A Teaspoon Every Four Hours | |
Setting: | New York City |
Place: | ANTA Theatre |
Orig Lang: | English |
Genre: | Comedy |
A Teaspoon Every Four Hours is a comedy play written by Jackie Mason and Mike Mortman which was produced on Broadway in 1969.[1] The play set a Broadway record by having 97 previews before its official opening.[2] After its official opening, A Teaspoon Every Four Hours closed after only one performance.[3]
The play became the subject of public attention once again in 2011, when the musical announced a delay to its official opening, which eventually resulted in its breaking A Teaspoon Every Four Hours′ record for the most previews ever by a Broadway show which officially opened.[4] [5] (In 1976, the sexually themed musical revue Let My People Come played 128 performances but never officially opened.[4] [6])
Nat Weiss (played by Mason himself in the Broadway production) is a Jewish widower who learns that his son is in love with a black woman.[1] [2] Eventually Nat himself falls in love with the woman's mother.[1] [4] The play's title is not explained in the play itself.[2]

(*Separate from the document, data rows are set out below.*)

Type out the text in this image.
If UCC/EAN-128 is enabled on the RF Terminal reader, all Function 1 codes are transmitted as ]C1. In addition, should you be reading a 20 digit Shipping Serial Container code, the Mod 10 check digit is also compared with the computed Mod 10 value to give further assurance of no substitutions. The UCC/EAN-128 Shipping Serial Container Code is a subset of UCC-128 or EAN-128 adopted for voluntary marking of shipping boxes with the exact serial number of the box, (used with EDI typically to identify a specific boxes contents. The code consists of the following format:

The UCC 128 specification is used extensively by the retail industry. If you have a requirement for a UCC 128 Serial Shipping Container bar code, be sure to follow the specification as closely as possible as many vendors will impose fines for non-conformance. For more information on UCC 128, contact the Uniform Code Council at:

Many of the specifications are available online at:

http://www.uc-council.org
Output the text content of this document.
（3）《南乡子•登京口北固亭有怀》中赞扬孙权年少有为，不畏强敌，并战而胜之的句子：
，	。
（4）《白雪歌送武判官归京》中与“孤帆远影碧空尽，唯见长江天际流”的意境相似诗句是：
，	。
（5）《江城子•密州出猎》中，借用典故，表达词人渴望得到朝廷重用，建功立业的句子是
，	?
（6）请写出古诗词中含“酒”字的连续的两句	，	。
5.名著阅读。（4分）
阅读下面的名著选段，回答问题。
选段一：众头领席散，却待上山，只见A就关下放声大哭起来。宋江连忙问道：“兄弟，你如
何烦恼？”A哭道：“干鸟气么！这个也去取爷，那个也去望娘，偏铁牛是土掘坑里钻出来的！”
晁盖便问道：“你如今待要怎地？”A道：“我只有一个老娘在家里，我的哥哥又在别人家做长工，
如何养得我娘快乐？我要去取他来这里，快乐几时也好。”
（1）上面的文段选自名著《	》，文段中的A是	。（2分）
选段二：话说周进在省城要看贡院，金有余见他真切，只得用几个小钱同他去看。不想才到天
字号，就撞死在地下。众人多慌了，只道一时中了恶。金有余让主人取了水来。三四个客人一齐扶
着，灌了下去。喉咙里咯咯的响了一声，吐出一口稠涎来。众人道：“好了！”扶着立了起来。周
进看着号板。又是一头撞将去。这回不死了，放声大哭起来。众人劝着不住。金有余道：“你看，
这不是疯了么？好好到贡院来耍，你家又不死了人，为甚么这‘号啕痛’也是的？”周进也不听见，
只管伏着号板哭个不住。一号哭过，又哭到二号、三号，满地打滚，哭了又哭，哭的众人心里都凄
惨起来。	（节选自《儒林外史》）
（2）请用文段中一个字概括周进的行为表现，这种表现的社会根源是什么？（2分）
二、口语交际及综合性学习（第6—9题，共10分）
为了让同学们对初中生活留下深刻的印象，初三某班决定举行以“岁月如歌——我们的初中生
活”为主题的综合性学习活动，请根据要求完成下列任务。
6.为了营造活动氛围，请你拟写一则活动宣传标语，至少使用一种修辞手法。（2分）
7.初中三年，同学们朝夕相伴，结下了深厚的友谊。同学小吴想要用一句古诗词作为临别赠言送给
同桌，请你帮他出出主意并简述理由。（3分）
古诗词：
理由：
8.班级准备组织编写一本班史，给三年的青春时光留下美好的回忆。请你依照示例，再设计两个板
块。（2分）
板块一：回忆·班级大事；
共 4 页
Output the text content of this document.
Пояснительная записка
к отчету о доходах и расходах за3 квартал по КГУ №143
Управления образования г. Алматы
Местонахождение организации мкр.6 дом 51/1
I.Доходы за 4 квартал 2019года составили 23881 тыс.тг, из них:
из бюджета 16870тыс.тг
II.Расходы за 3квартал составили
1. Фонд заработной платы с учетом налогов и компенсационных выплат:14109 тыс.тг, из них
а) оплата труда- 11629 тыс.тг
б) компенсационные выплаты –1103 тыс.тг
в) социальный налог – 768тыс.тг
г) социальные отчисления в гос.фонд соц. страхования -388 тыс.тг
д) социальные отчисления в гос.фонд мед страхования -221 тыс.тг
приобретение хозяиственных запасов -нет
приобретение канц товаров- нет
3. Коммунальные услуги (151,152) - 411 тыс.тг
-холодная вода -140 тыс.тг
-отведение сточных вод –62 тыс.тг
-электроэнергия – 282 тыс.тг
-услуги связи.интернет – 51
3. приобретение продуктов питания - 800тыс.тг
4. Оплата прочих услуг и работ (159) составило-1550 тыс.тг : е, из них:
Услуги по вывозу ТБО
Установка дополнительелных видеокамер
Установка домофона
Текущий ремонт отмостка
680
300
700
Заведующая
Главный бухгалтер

Besides Mason in the lead role, the Broadway cast also included Barry Pearl as the son, Vera Moore as the son's girlfriend, Billie Allen as her mother, Bernie West, Marilyn Cooper, Lee Wallace, and Lee Meredith.[1] [4] [7]
Years later, Mason commented on the show and reactions to it: "It must have had the longest preview run in Broadway history -- ninety-seven performances. After every performance, I came out and asked for opinions from the audience. They loved that. It made them feel like philosophers. I also promoted the play on every TV show I did. All this convinced me I had a big hit. The show opened and closed in one day. The critics said it was the worst crap they ever saw. Where does this schlemiel get the idea he's an actor and a playwright? He should go into a different business. And so on. It didn't make me feel too good. But I told myself that life is too short, that you have to keep moving, that you're lucky to be on earth in the position you're in."[8]
The play received several particularly unfavorable reviews. Clive Barnes, the critic for The New York Times, wrote, "Unfortunately the only nice thing I can say about the play is that the press representative is a close friend of mine. This, I sadly recognize, is not a commendation of much universal appeal. ... Mr. Mason may have certain talents; on the evidence before me I would hardly have suspected that writing was one of them."[2] John Chapman of the New York Daily News was quoted as writing, "If I were the author I'd throw it away and start a new play -- or contemplate not writing anything."[9] Jack Gaver, of United Press International, wrote, "It consists of all-too-familiar Jewish humor routines, sexual innuendo of the most basic sort endlessly repeated and what probably is intended to be a friendly treatment of the white-black racial situation that is cheapened by the other ingredients."[9]
Steven Suskin, writing in Broadway Yearbook, 1999-2000: A Relevant and Irreverent Record, described the play as "the Moose Murders of its day, which is to say a play so inane that it remains memorable through the years."[10]
Thomas S. Hischak, in American Theatre: A Chronicle of Comedy and Drama, 1969-2000, wrote that the Broadway "season could not have started worse than with A Teaspoon Every Four Hours .... The comedy was unanimously panned ('an overdose of vulgarity'), critics arguing over whether it was more offensive to Jews or African-Americans."[1]
Mason was interviewed in 2011 about the prospects of Spider-Man: Turn Off the Dark breaking his play's record for most previews. "The longest preview period, I don't see as an honor," he said. "Running a show after it opens, I see as an honor." Mason said that when the record is broken, "I won't cry a tear, because there's nothing to be excited about."[4]